Listed building in Aarhus, Denmark

Badstuegade 1H is a house and a listed building in Aarhus, Denmark. The house was built in 1809 and was listed on the Danish registry of protected buildings and places by the Danish Heritage Agency on 7 October 1970. The house is situated in the historic and central Latin Quarter neighbourhood on Badstuegade by Pustervig square.

== History ==
The house was built by the merchant Harboe Meulengracht in 1809 as a warehouse to store imported products and it is one of the only remaining warehouses facing a street. In 1816, he built an adjacent villa facing Lille Torv and the two buildings forms a courtyard. The warehouse was listed in 1970 and carefully renovated in 1977 and the courtyard-facade was restored to its original appearance.

In 1998, the building was sold by Aarhus Municipality to the company Skumhuset (The Foam-house) operating a workshop specializing in foam and upholstery for furniture.
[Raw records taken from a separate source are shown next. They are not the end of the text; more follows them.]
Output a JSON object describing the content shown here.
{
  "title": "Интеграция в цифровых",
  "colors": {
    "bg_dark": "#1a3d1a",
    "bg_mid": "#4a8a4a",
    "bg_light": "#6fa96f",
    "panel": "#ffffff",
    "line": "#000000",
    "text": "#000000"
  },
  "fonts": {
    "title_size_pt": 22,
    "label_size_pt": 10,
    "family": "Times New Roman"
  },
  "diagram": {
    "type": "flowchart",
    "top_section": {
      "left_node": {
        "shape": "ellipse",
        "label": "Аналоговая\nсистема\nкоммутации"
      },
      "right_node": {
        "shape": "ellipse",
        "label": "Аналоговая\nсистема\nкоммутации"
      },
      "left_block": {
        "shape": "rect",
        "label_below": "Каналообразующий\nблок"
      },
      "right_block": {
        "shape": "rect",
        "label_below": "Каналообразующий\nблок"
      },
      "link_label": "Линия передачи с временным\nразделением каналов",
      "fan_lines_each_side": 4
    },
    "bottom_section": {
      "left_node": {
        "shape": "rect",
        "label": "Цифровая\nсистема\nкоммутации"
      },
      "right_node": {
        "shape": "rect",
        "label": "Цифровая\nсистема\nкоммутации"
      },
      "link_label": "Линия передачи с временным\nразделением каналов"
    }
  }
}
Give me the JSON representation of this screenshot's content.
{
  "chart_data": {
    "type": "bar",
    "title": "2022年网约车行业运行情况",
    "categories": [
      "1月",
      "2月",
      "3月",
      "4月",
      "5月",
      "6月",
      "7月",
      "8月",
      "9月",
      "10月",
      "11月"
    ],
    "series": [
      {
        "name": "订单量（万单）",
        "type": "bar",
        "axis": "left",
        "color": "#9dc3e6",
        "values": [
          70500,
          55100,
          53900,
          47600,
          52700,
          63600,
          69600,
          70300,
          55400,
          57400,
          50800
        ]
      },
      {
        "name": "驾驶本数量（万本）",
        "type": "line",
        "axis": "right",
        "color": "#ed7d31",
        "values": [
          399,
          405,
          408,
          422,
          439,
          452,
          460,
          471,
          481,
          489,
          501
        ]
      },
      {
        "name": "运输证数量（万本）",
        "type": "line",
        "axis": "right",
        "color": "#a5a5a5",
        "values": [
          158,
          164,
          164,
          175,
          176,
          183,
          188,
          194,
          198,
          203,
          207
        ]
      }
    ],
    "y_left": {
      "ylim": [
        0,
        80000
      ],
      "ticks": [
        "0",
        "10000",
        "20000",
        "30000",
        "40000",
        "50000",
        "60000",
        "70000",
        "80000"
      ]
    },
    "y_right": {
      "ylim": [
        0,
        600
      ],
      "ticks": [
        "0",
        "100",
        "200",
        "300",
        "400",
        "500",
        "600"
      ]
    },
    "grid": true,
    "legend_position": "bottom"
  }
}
In 2016, the company moved to the northern neighbourhood of Risskov and the warehouse was renovated to make room for new business tenants.

== Architecture ==
Meulengracht's warehouse represents one of the few examples of the Louis Seize style. It is a plastered brick building with rococo and baroque stylistic elements. The warehouse was renovated in 1977 when an old building in the courtyard was demolished making the building visible from all sides. The original wooden construction was replaced with concrete columns and the existing windows were replaced with wood plates with small openings.